Outra diferença sensível de Mme. Toussaint foi o fato de ela se arriscar a uma viagem transatlântica em veleiro com um filho que ainda amamentava. Ela assinala o respeito que essa situação impôs aos passageiros do navio. Embora não se detenha muito a contar as 'gracinhas' dos filhos, conta esta na primeira vinda ao Rio, muito expressiva: acordado pelo barulho e pelo balanço do barco, Paul se queixa: "Não quero ficar numa cama que se mexe; quero dormir na minha caminha que não se mexe. Mamãe, vou vomitar".

Ainda uma outra diferença, talvez atribuível à longa permanência no Brasil, com viagens intercaladas à França, foi a decepção apresentada ao voltar. Apesar da alegria de estar de volta, seu país lhe pareceu triste e cinzento em comparação com o Brasil. Pareceu-lhe de uma grande mesquinharia o aproveitamento e o cultivo de cada pedaço de terra. Lamentou a perda dos imensos horizontes, que a natureza se encarregava de enriquecer e embelezar. Teve dificuldade para se re-acostumar à vida parisiense, tão estreita, apertada, onde cada bocado na mesa é contado, onde até o ar parece medido. Teve a convicção de que, quando a "alma impregnou-se fortemente da presença das grandes obras de Deus, não se pode mais compreender a vida factícia (sic) de nossas cidades" (p. 180).

A par dessas diferenças, Mme. Toussaint-Samson tinha o conhecimento e os preconceitos de seu tempo. As limitações apontadas em quase todos os livros de viajantes também a atingem. Registra dados exteriores da vida cotidiana, mas esse registro torna-se vulnerável quando tenta interpretar relações e instituições sociais. O viajante, tanto o que pretendia transformar a terra visitada em mercado consumidor de seu país de origem, quanto o que pretendia fugir dos aspectos negativos do capitalismo industrial por uma aproximação com a natureza, tinha uma postura de 'civilizado' diante de uma população 'atrasada'. Mme. Toussaint-Samson identificava-se fundamentalmente com a cultura européia e os padrões de avaliação dos homens e de sua produção de acordo com o êxito ou o fracasso. No caso da avaliação de um grupo social diversificado, com maneiras de viver das quais o observador tem apenas amostras concretas fragmentárias, nem sempre representativas, essa avaliação constitui uma fonte de preconceitos e mal-entendidos fatais.

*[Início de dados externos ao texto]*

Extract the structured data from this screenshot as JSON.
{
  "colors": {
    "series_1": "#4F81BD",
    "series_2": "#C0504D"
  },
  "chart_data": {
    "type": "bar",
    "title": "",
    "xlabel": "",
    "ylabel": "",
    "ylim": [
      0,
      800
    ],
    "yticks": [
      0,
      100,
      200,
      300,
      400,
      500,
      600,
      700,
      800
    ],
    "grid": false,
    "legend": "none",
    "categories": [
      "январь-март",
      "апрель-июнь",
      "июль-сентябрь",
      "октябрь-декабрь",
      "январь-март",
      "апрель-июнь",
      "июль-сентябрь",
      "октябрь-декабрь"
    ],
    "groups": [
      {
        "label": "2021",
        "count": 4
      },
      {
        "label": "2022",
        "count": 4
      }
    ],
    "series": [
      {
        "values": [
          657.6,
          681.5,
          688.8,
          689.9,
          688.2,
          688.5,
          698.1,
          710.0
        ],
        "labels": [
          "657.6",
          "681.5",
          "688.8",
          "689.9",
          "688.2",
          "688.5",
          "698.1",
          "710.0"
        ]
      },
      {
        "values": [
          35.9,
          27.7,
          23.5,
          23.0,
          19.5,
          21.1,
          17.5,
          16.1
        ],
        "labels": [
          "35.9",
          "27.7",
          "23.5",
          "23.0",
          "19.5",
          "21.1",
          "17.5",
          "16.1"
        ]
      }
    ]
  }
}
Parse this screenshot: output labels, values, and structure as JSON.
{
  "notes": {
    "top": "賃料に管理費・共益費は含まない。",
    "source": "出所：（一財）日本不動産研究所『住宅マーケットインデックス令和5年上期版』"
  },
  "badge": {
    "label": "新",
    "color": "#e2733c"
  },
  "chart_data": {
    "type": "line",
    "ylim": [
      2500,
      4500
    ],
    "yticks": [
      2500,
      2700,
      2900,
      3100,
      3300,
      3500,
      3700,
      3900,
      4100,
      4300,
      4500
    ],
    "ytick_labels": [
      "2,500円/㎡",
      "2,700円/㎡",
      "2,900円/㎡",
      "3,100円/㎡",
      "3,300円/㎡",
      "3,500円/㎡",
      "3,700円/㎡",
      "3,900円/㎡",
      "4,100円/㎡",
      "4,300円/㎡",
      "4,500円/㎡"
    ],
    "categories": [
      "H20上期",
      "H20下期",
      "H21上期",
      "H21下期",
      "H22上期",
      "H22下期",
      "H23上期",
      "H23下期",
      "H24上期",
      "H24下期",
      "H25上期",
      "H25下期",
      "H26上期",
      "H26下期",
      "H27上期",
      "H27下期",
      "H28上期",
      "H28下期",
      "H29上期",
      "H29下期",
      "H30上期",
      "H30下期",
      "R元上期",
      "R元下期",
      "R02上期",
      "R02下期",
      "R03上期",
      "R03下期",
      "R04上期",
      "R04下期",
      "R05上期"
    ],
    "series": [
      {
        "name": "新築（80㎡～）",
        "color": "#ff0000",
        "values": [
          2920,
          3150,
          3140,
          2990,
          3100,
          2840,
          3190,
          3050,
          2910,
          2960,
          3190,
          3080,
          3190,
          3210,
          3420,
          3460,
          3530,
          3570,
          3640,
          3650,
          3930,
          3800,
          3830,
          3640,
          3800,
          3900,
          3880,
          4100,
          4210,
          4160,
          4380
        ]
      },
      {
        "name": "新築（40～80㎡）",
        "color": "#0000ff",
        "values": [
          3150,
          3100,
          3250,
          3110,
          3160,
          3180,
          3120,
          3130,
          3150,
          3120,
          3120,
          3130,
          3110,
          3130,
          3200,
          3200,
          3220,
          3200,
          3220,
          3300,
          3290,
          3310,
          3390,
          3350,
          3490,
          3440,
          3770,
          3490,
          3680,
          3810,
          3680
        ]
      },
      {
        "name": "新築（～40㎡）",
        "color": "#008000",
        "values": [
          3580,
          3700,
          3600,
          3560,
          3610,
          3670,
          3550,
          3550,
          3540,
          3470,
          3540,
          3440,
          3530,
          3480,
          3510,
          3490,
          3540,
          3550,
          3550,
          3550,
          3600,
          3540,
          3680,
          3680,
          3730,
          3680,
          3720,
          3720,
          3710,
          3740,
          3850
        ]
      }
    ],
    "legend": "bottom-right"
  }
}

Mme. Toussaint-Samson demonstra diversas vezes horror à escravidão e à crueldade que desencadeia, intercede a favor de uma escrava fugida, chega a solicitar a um compadre que não açoite seus escravos, mas tem diversas manifestações de preconceito racial e de atitudes de superioridade diante de negros, mulatos e mesmo das mulheres que encontrou. Porém, não deixou de observar os preconceitos dos brasileiros, em relação às mulheres que saiam à rua sozinhas, considerando-as 'madames'. Reflete também que as 'cocotes' não são das menores exportações francesas.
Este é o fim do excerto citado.